Dlatego też odrzućmy ten ciągły historycyzm i zamiast tego sformułujmy prawdziwie radykalny, antyliberalny i antykapitalistyczny program.
Technologia, postęp, nowoczesność
„Postęp” i „nowoczesność” to słowa, które przeciętemu narodowcowi kojarzą się wyłącznie z paradą równości, aborcją albo „małżeństwami” homoseksualnymi. Futurystom zaś kojarzyły się z sensem ich walki i działalności – tak artystycznej, jak programowej. Wynikało to z ich autentycznego entuzjazmu, wręcz euforii do rozwijającej się na ich oczach technologii. Traktowali oni ja wręcz jako swój fetysz, poniekąd cel sam w sobie, jednak z drugiej strony był to przede wszystkim sposób realizacji ich postulatów i idei. Dopiero przy takim porównaniu widać mizerię polskiej myśli nacjonalistycznej obecnych czasów. Technologia rozwija się obecnie wielokroć szybciej niż sto lat temu, a przeciętnemu przedstawicielowi prawicy jakiekolwiek postęp przywodzi na myśl wyłącznie memy z Anną Grodzką. Musimy zrozumieć jedno – świat dalej będzie się rozwijał i zmieniał, a nowoczesność to nie coś, co nadejdzie, ale coś co nas otacza. Chociażby ze względu na wspomnianą we wstępie prędkość przemian, nowoczesność towarzyszy nam codziennie. Pytanie czy chcemy nadal wykoślawiać te terminy i traktować je w tak barbarzyńsko wąski sposób, czy też mamy na tyle odwagi i gotowości, aby zacząć w tych procesach uczestniczyć i powoli zmieniać ich kierunek. Świat będzie się zmieniał, to jasne, ale przecież nie musi być to zmiana negatywna, warunkowana przez liberalizm i kulturowy marksizm. Odrzucić trzeba tu wszelki fatalizm, pesymizm i oczekiwanie końca świata. Jeśli jesteśmy nacjonalistami i chcemy uczestniczyć w rozwijaniu i umacnianiu naszego Narodu i cywilizacji, to jasne jest, że musimy śmiało patrzeć w przyszłość i ją budować, zmieniać nasz świat i być nie obserwatorem, ale pierwszoplanowym aktorem.

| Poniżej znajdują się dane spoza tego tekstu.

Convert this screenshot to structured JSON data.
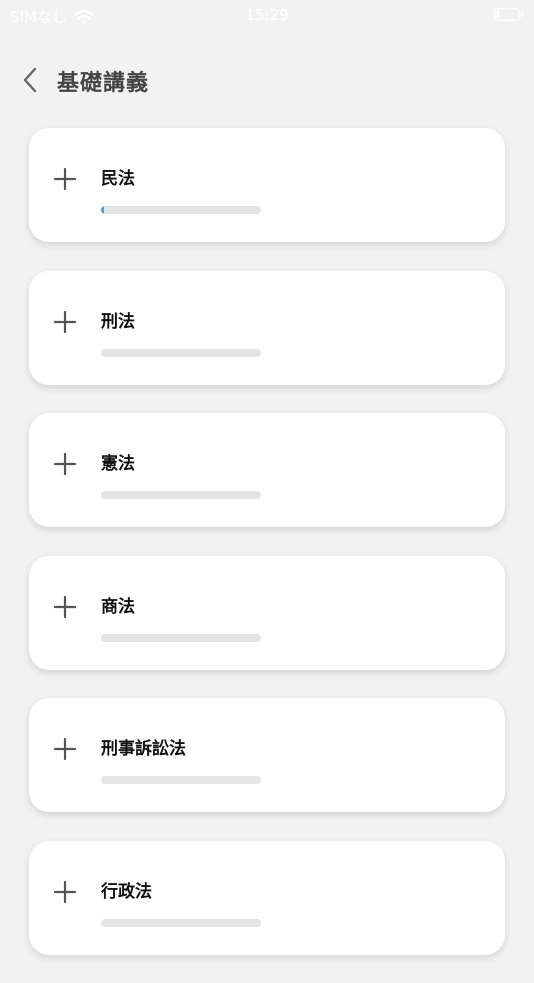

Postęp zaś to tysiące różnych zagadnień i aspektów, a postępująca relatywizacja i moralna gangrena to tylko jedna płaszczyzna tego. Przyjmując chociażby postęp technologiczny nie znaczy od razu, że zgadzamy się na postulaty partii „Razem”.

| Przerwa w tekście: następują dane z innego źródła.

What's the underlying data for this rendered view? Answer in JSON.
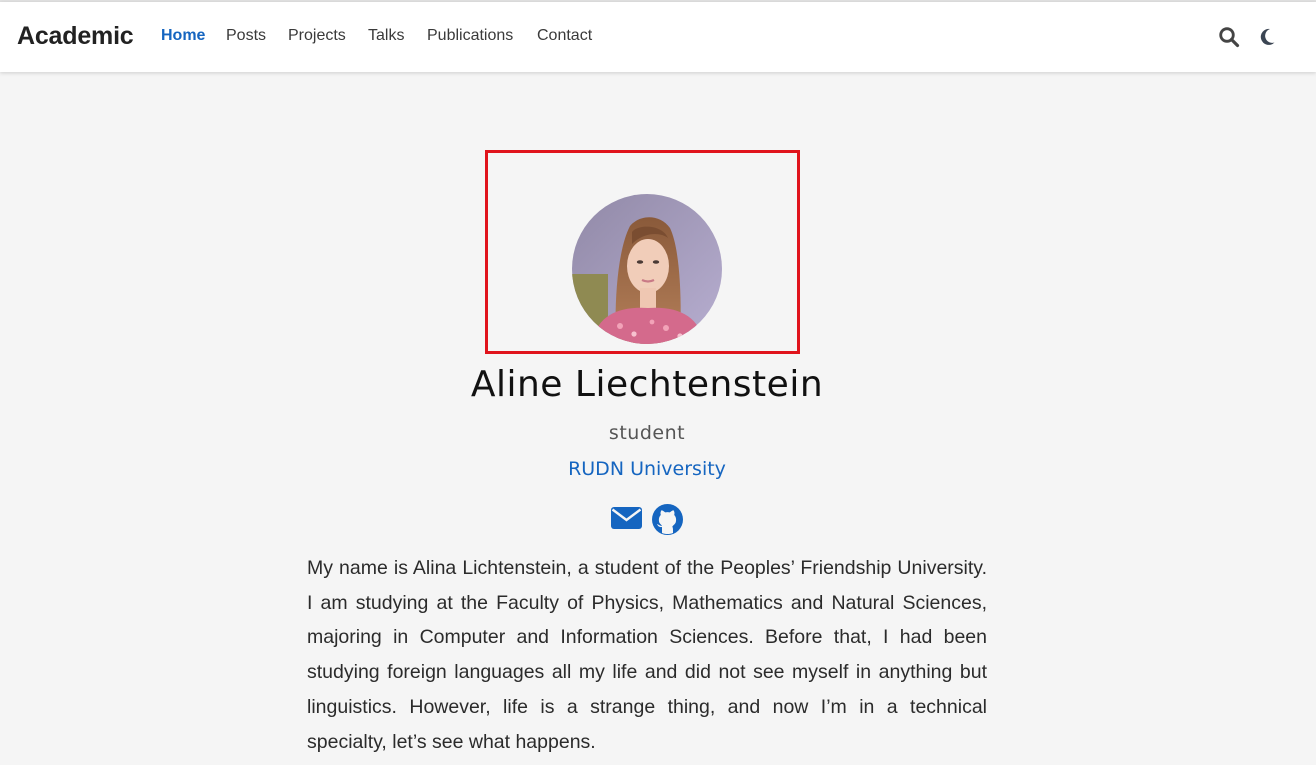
{
  "nav": {
    "brand": "Academic",
    "items": [
      {
        "label": "Home",
        "active": true
      },
      {
        "label": "Posts"
      },
      {
        "label": "Projects"
      },
      {
        "label": "Talks"
      },
      {
        "label": "Publications"
      },
      {
        "label": "Contact"
      }
    ],
    "icons": [
      "search-icon",
      "moon-icon"
    ]
  },
  "profile": {
    "name": "Aline Liechtenstein",
    "role": "student",
    "organization": "RUDN University",
    "social_icons": [
      "envelope-icon",
      "github-icon"
    ],
    "bio": "My name is Alina Lichtenstein, a student of the Peoples’ Friendship University. I am studying at the Faculty of Physics, Mathematics and Natural Sciences, majoring in Computer and Information Sciences. Before that, I had been studying foreign languages all my life and did not see myself in anything but linguistics. However, life is a strange thing, and now I’m in a technical specialty, let’s see what happens."
  },
  "colors": {
    "accent": "#1565c0",
    "highlight_box": "#e0141c",
    "background": "#f5f5f5"
  }
}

Postęp ideowy, ideologiczny to także kwestia, która nie może być nam obca. Żyjemy w dobie gospodarki i ekonomii postindustrialnej, z ogromnym zastępem prekariatu, problemem umów śmieciowych, wszędobylskim kapitalizmem, pracą większości zatrudnionych w dziale usług, obecnością międzynarodowych konsorcjów o niewyobrażalnych budżetach. Co przecięty narodowiec widzi jako remedium na wszelkie bolączki? Książkę Doboszyńskiego, która postuluje by każdy miał małe, najlepiej jednoosobowe przedsiębiorstwo rzemieślnicze. Na dobrą sprawę to tezy jej były nieaktualne już w latach 30-stych kiedy powstała – kiedy wszyscy w Europie, a zwłaszcza nasi sąsiedzi, szli w industrializację, urbanizację, rozwój technologii i masową produkcję, to my dalej chcieliśmy utrzymywać gospodarcze i społeczne status quo, w imię zachowania pozycji klasy społecznej, którą reprezentował sam Doboszyński. Podobnie wygląda to z choćby na polu polityki zagranicznej. Z jednej strony działacze narodowi mówią o tym, że nie ma w polityce stałych partnerów a jedynie stałe interesy, a z drugiej kurczowo trzymają się endeckich koncepcji geopolitycznych z 1-szej połowy XX wieku, na siłę i wbrew realiom przekładając je na obecną geopolitykę. Ekologia, równość płacowa kobiet i mężczyzn, kwestia stosunku do Kościoła Katolickiego – strach przed nowoczesnością, która już i tak nadeszła, powoduje, że na żaden z tych problemów nacjonalizm nie potrafi obecnie wyklarować jasnego stanowiska i rozwiązań. Przecież przed wojną pan Roman o tym nie pisał lub pisał inaczej.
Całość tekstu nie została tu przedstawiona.